8 Sail Away Ladies (Trad. Arr. Morrison/Duffy)
There’s the Lonnie Donegan version of ‘Don’t You Rock me Daddy-O’ and there’s another by The Vipers Skiffle Band, but it doesn’t stop there, not by the longest of chalks. Following Cecil Sharp’s practice of seeking out the many variants of a song rather than attempting to find the one true ‘original’ it soon became clear that this was a song with a long history and a multitude of different iterations. Many of them elbow Daddy-O out of the title, giving preference to the Ladies who sail or sing away. What began as an homage to skiffle was revealing hidden depths, deepest of them all being the glorious renderings of Sail Away Ladies by Odetta. Should we even attempt a version of a song that she had brought to perfection?
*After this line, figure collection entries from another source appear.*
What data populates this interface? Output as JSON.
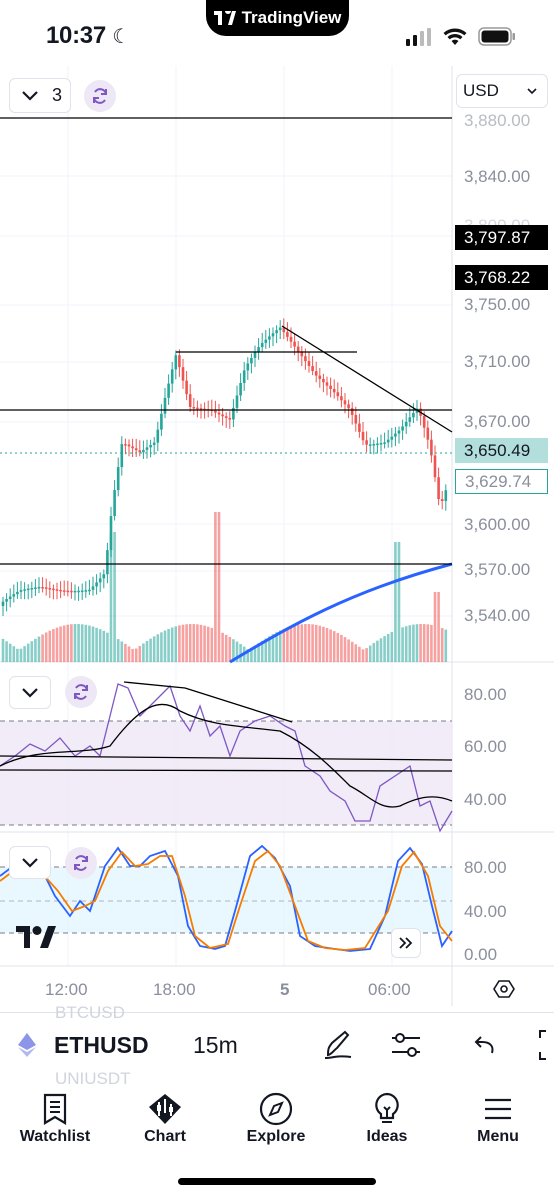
{
  "status_bar": {
    "time": "10:37",
    "island_label": "TradingView"
  },
  "chart_header": {
    "layout_count": "3",
    "currency": "USD"
  },
  "price_axis": {
    "labels": [
      "3,880.00",
      "3,840.00",
      "3,800.00",
      "3,750.00",
      "3,710.00",
      "3,670.00",
      "3,600.00",
      "3,570.00",
      "3,540.00"
    ],
    "tags": [
      {
        "label": "3,797.87",
        "style": "dark"
      },
      {
        "label": "3,768.22",
        "style": "dark"
      },
      {
        "label": "3,650.49",
        "style": "green"
      },
      {
        "label": "3,629.74",
        "style": "outline"
      }
    ]
  },
  "rsi_axis": {
    "labels": [
      "80.00",
      "60.00",
      "40.00"
    ]
  },
  "stoch_axis": {
    "labels": [
      "80.00",
      "40.00",
      "0.00"
    ]
  },
  "time_axis": {
    "labels": [
      "12:00",
      "18:00",
      "5",
      "06:00"
    ]
  },
  "toolbar": {
    "symbol": "ETHUSD",
    "interval": "15m",
    "ghost_above": "BTCUSD",
    "ghost_below": "UNIUSDT"
  },
  "tabs": [
    {
      "label": "Watchlist",
      "icon": "watchlist-icon"
    },
    {
      "label": "Chart",
      "icon": "chart-icon"
    },
    {
      "label": "Explore",
      "icon": "compass-icon"
    },
    {
      "label": "Ideas",
      "icon": "lightbulb-icon"
    },
    {
      "label": "Menu",
      "icon": "hamburger-icon"
    }
  ],
  "colors": {
    "up": "#26a69a",
    "down": "#ef5350",
    "ma": "#2962ff",
    "rsi": "#7e57c2",
    "stoch_k": "#2962ff",
    "stoch_d": "#f57c00"
  }
}
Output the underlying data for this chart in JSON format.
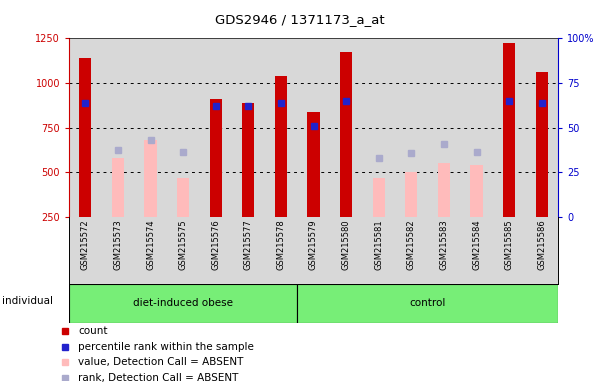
{
  "title": "GDS2946 / 1371173_a_at",
  "samples": [
    "GSM215572",
    "GSM215573",
    "GSM215574",
    "GSM215575",
    "GSM215576",
    "GSM215577",
    "GSM215578",
    "GSM215579",
    "GSM215580",
    "GSM215581",
    "GSM215582",
    "GSM215583",
    "GSM215584",
    "GSM215585",
    "GSM215586"
  ],
  "group1_label": "diet-induced obese",
  "group2_label": "control",
  "group1_count": 7,
  "group2_count": 8,
  "count_values": [
    1140,
    null,
    null,
    null,
    910,
    890,
    1040,
    840,
    1175,
    null,
    null,
    null,
    null,
    1225,
    1060
  ],
  "percentile_rank_pct": [
    64,
    null,
    null,
    null,
    62,
    62,
    64,
    51,
    65,
    null,
    null,
    null,
    null,
    65,
    64
  ],
  "absent_value": [
    null,
    580,
    680,
    470,
    null,
    null,
    null,
    null,
    null,
    470,
    500,
    550,
    540,
    null,
    null
  ],
  "absent_rank_left": [
    null,
    625,
    680,
    615,
    null,
    null,
    null,
    null,
    null,
    580,
    610,
    660,
    615,
    null,
    null
  ],
  "ylim_left": [
    250,
    1250
  ],
  "ylim_right": [
    0,
    100
  ],
  "yticks_left": [
    250,
    500,
    750,
    1000,
    1250
  ],
  "yticks_right": [
    0,
    25,
    50,
    75,
    100
  ],
  "bar_color_red": "#cc0000",
  "bar_color_pink": "#ffbbbb",
  "square_color_blue": "#2222cc",
  "square_color_lightblue": "#aaaacc",
  "group_bg_color": "#77ee77",
  "plot_bg_color": "#d8d8d8",
  "axis_color_left": "#cc0000",
  "axis_color_right": "#0000cc",
  "legend_items": [
    "count",
    "percentile rank within the sample",
    "value, Detection Call = ABSENT",
    "rank, Detection Call = ABSENT"
  ],
  "legend_colors": [
    "#cc0000",
    "#2222cc",
    "#ffbbbb",
    "#aaaacc"
  ]
}
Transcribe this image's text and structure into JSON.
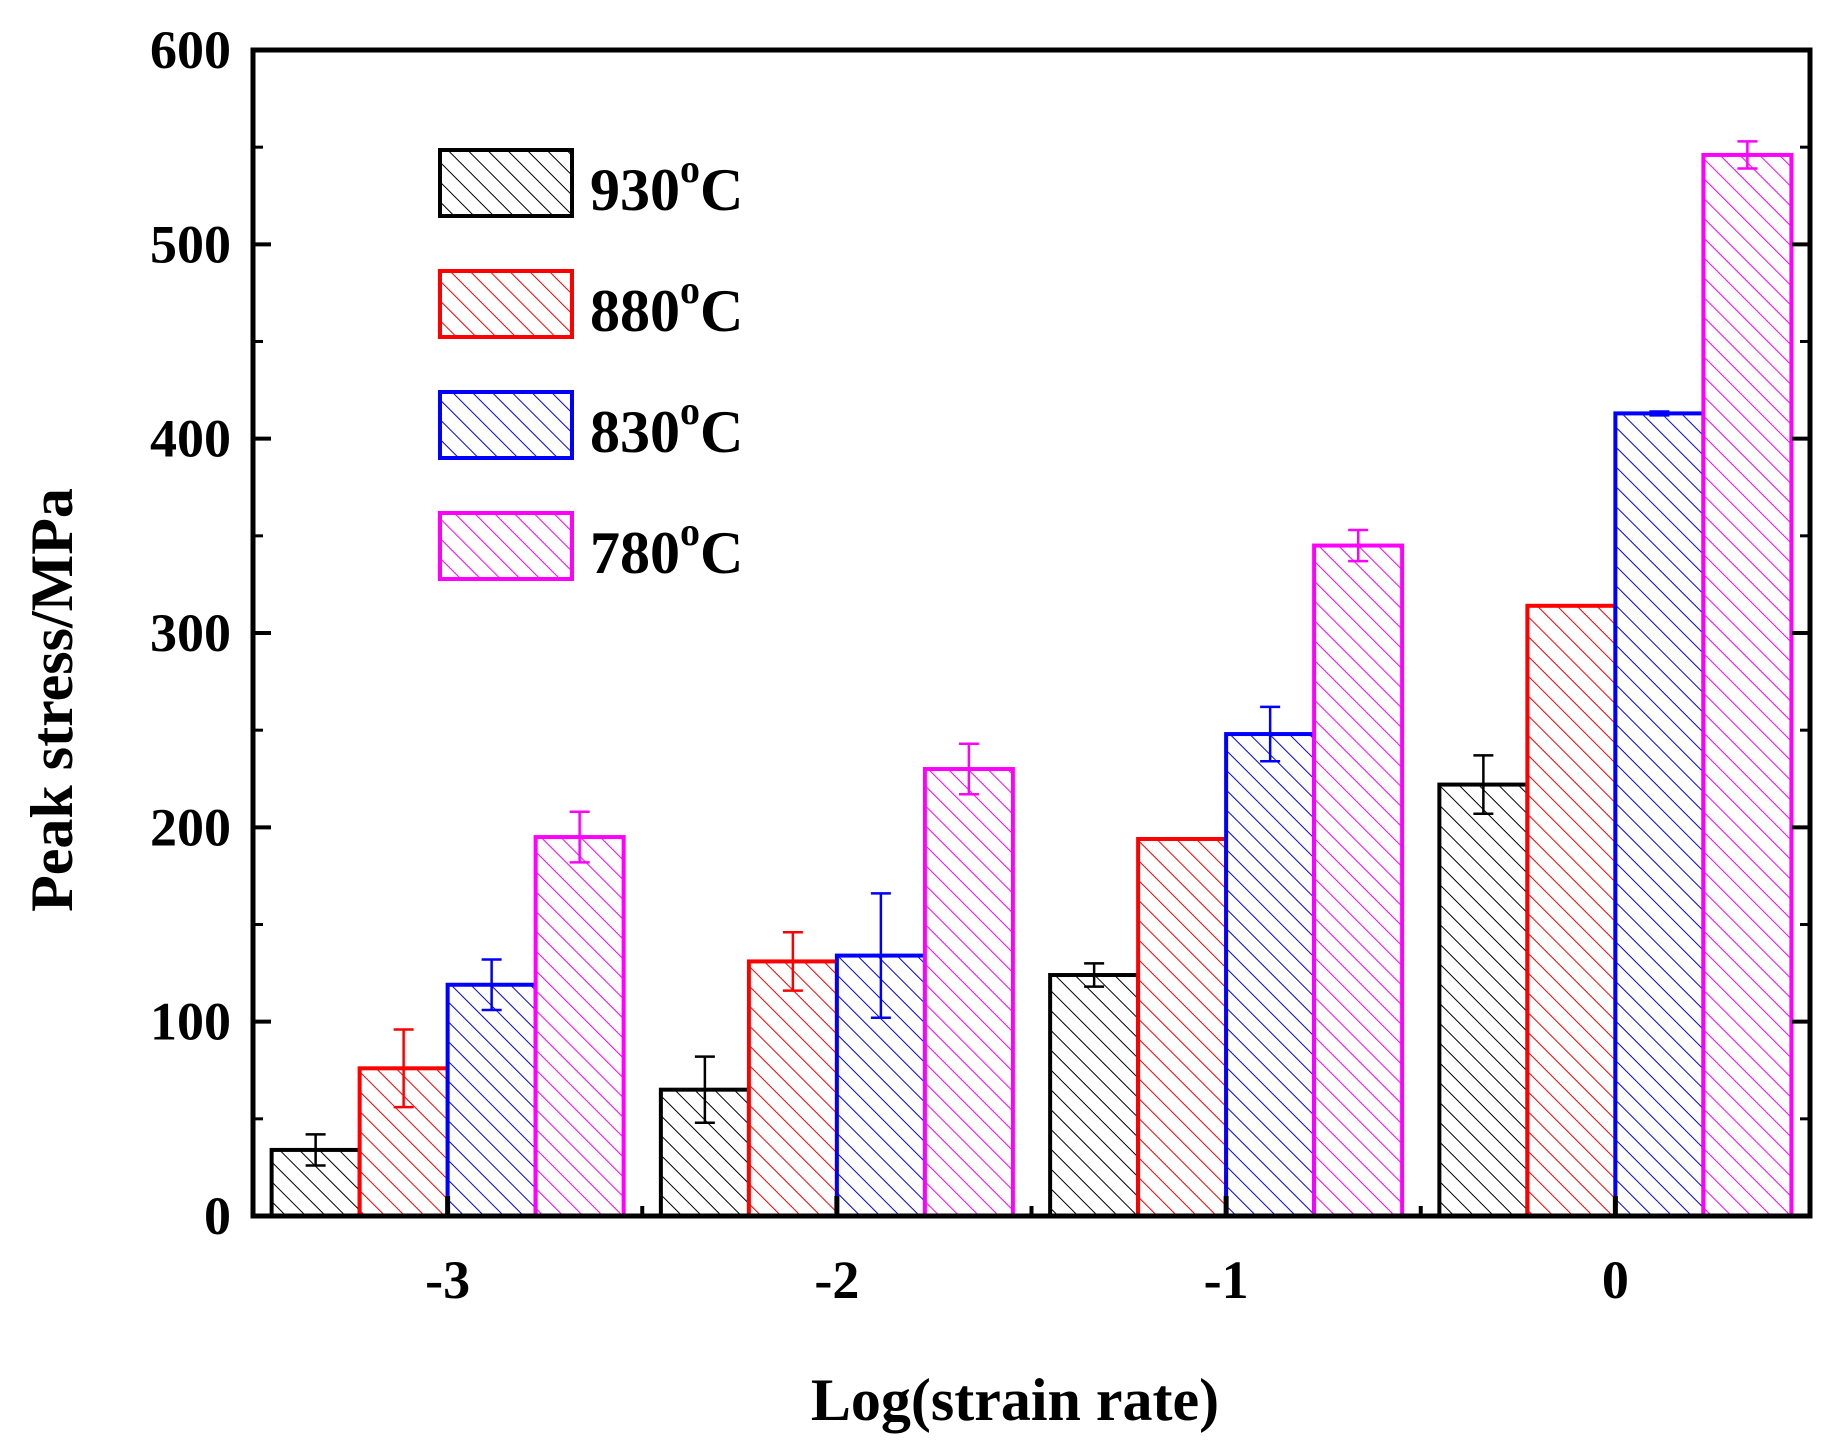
{
  "chart_data": {
    "type": "bar",
    "xlabel": "Log(strain rate)",
    "ylabel": "Peak stress/MPa",
    "categories": [
      "-3",
      "-2",
      "-1",
      "0"
    ],
    "ylim": [
      0,
      600
    ],
    "yticks": [
      0,
      100,
      200,
      300,
      400,
      500,
      600
    ],
    "ytick_labels": [
      "0",
      "100",
      "200",
      "300",
      "400",
      "500",
      "600"
    ],
    "grid": false,
    "legend_position": "top-left",
    "bar_fill": "diagonal hatch",
    "series": [
      {
        "name_value": "930",
        "name_sup": "o",
        "name_unit": "C",
        "color": "#000000",
        "values": [
          34,
          65,
          124,
          222
        ],
        "errors": [
          8,
          17,
          6,
          15
        ]
      },
      {
        "name_value": "880",
        "name_sup": "o",
        "name_unit": "C",
        "color": "#ff0000",
        "values": [
          76,
          131,
          194,
          314
        ],
        "errors": [
          20,
          15,
          0,
          0
        ]
      },
      {
        "name_value": "830",
        "name_sup": "o",
        "name_unit": "C",
        "color": "#0000ff",
        "values": [
          119,
          134,
          248,
          413
        ],
        "errors": [
          13,
          32,
          14,
          1
        ]
      },
      {
        "name_value": "780",
        "name_sup": "o",
        "name_unit": "C",
        "color": "#ff00ff",
        "values": [
          195,
          230,
          345,
          546
        ],
        "errors": [
          13,
          13,
          8,
          7
        ]
      }
    ]
  }
}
I was hesitant, but Angeline thought otherwise. Odetta wouldn’t have wanted us to be put off, she insisted.
Simulacra was coming together nicely when I had a bicycle accident which kept me out of the recording studio for a while. It was at that point I decided to release what I’d done so far and call it Side One – as if it was an imaginary vinyl record with only an obverse face. A geometrical and physical impossibility, but a notion with some of the attributes of a zen koan.
Why it took more than two years to complete Side Two is not entirely clear, even to me, but here it is. Perhaps one day the two sides will be united in a single disc of actual vinyl. Preferably several hundred discs.
Although this has yet to happen, the titles of these half albums fell foul of the Apple Style Guide. It was this section that was the sticking point:
3.12. References to Physical or Digital Content or Content Not Included. Titles must not include explanatory terms that refer to the digital or physical format of the content.
A compromise had to be reached. Side One and Side Two are henceforward to be known simply as ‘One’ and ‘Two.’